Sport is a big part of New Zealand culture – with many New Zealanders enjoying some form of kicking, throwing, hitting, or chasing a ball. Sports are a great way to keep fit, but some of them can put you at risk of chipping, or even losing, a tooth.
We decided to take a closer look at these sports and single out the worst culprits.
What are some of the most dangerous sports for your teeth?
Basketball is a non-contact sport, so it doesn't seem like a likely offender. However, because there is no oral protection required for this sport, it puts players at great risk of a mouth injury. Just think of all those elbows flying everywhere and how hard the court can be for players who suffer a fall – it's easy to see how basketball can put your teeth at risk.
Between sticks flailing and a ball flying through the air, hockey is a definite risk for teeth.
The bicycle is the piece of sporting equipment most commonly linked to mouth injuries in children, according to the American Dental Association. Bumps in the road and sudden falls can cause some nasty injuries.
- Boxing and martial arts
When someone is throwing punches at your face, oral injuries seem unavoidable. Boxers and participants in martial arts can suffer blows to their mouths, leading to cut cheeks and lips, and potentially damage to their teeth. The good news is that boxers typically wear mouthguards, which protect them from the worst of any impact.

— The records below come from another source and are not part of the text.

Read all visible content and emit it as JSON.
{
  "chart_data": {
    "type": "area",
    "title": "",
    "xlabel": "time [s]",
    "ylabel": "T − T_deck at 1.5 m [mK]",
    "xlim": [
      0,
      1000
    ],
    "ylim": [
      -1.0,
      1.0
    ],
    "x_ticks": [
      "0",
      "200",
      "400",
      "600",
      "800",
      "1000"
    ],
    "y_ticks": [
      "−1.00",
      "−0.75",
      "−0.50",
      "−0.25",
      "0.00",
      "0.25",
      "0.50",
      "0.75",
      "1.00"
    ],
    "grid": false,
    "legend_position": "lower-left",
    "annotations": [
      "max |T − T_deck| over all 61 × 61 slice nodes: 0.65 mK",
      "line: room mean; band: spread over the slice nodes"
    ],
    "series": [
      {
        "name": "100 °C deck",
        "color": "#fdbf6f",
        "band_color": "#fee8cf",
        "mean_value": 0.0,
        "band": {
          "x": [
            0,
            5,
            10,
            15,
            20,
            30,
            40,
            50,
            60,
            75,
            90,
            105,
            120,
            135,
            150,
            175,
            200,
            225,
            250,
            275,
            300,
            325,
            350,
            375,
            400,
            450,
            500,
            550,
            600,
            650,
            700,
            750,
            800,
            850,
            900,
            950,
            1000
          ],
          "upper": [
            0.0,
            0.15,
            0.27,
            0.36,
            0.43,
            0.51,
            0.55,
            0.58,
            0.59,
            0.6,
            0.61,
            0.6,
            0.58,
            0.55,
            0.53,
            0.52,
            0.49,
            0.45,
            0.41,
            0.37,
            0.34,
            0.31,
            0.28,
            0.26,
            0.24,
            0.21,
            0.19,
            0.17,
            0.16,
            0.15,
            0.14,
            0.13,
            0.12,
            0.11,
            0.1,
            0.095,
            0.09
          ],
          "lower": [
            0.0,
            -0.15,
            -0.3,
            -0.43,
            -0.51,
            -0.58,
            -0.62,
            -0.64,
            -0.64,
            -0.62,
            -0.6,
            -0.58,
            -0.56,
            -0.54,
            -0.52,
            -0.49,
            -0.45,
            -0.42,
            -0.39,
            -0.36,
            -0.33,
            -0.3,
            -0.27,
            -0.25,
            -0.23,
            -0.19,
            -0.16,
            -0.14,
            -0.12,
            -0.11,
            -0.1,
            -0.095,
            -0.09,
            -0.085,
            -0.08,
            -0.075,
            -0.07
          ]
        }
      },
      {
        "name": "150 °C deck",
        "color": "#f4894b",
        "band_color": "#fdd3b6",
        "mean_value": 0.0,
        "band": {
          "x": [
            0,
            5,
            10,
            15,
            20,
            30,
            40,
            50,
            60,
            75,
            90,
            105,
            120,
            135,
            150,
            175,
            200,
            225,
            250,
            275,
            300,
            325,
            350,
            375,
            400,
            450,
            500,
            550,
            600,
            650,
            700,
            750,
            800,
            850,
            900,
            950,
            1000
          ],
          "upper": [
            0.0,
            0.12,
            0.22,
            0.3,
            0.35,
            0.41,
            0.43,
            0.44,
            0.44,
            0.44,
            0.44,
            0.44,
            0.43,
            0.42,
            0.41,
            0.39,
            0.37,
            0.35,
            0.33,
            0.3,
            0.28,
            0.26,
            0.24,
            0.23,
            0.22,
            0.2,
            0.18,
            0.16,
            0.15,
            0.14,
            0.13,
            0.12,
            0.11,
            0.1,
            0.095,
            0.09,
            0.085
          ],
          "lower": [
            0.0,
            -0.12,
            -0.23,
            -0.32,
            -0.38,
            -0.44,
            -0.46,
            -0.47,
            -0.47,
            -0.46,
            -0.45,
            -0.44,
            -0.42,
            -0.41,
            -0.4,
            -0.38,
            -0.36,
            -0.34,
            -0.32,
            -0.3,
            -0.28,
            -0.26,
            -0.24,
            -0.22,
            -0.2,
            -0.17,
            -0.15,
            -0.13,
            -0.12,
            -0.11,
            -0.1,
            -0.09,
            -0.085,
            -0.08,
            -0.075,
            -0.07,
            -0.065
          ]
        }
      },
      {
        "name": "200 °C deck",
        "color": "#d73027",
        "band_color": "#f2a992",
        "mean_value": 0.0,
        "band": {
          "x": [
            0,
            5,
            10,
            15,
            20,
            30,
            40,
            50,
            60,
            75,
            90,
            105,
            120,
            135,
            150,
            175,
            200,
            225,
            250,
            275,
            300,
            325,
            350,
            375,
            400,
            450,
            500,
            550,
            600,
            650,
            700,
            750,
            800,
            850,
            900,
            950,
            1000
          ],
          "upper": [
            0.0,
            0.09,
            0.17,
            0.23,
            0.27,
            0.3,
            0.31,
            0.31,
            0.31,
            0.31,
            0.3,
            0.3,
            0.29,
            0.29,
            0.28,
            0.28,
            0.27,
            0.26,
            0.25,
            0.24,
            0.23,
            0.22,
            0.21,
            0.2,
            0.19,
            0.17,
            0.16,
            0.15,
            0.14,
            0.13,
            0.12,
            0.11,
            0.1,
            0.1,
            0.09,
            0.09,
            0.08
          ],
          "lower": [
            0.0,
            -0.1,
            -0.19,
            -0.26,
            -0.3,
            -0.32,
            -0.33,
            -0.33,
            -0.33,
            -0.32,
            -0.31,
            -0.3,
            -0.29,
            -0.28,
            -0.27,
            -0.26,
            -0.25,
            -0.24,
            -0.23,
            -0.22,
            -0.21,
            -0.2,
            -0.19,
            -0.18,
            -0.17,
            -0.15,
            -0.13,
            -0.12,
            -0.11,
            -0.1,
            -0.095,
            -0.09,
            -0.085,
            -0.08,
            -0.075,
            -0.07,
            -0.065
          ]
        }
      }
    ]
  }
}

It's no surprise that rugby puts your teeth at risk – but you might be surprised that it is less dangerous than sports such as basketball or cycling. Because parents and players know that rugby is a collision sport, care is taken to make sure mouthguards are used properly. Wearing protective mouth gear can make all the difference.
How can you avoid oral injuries from sports?
When playing any sport that puts your teeth at risk of injury, you should wear a mouthguard. Custom-fitted mouthguards offer the best protection and are the most comfortable to wear. A good mouthguard is resilient, thick in the right places and shouldn't interfere with talking, the New Zealand Dental Association explains. It will protect your teeth and gums, plus help to defend you from concussions.
If you do suffer an injury to your mouth while playing sports, the best thing to do is to make a dentist appointment as soon as possible.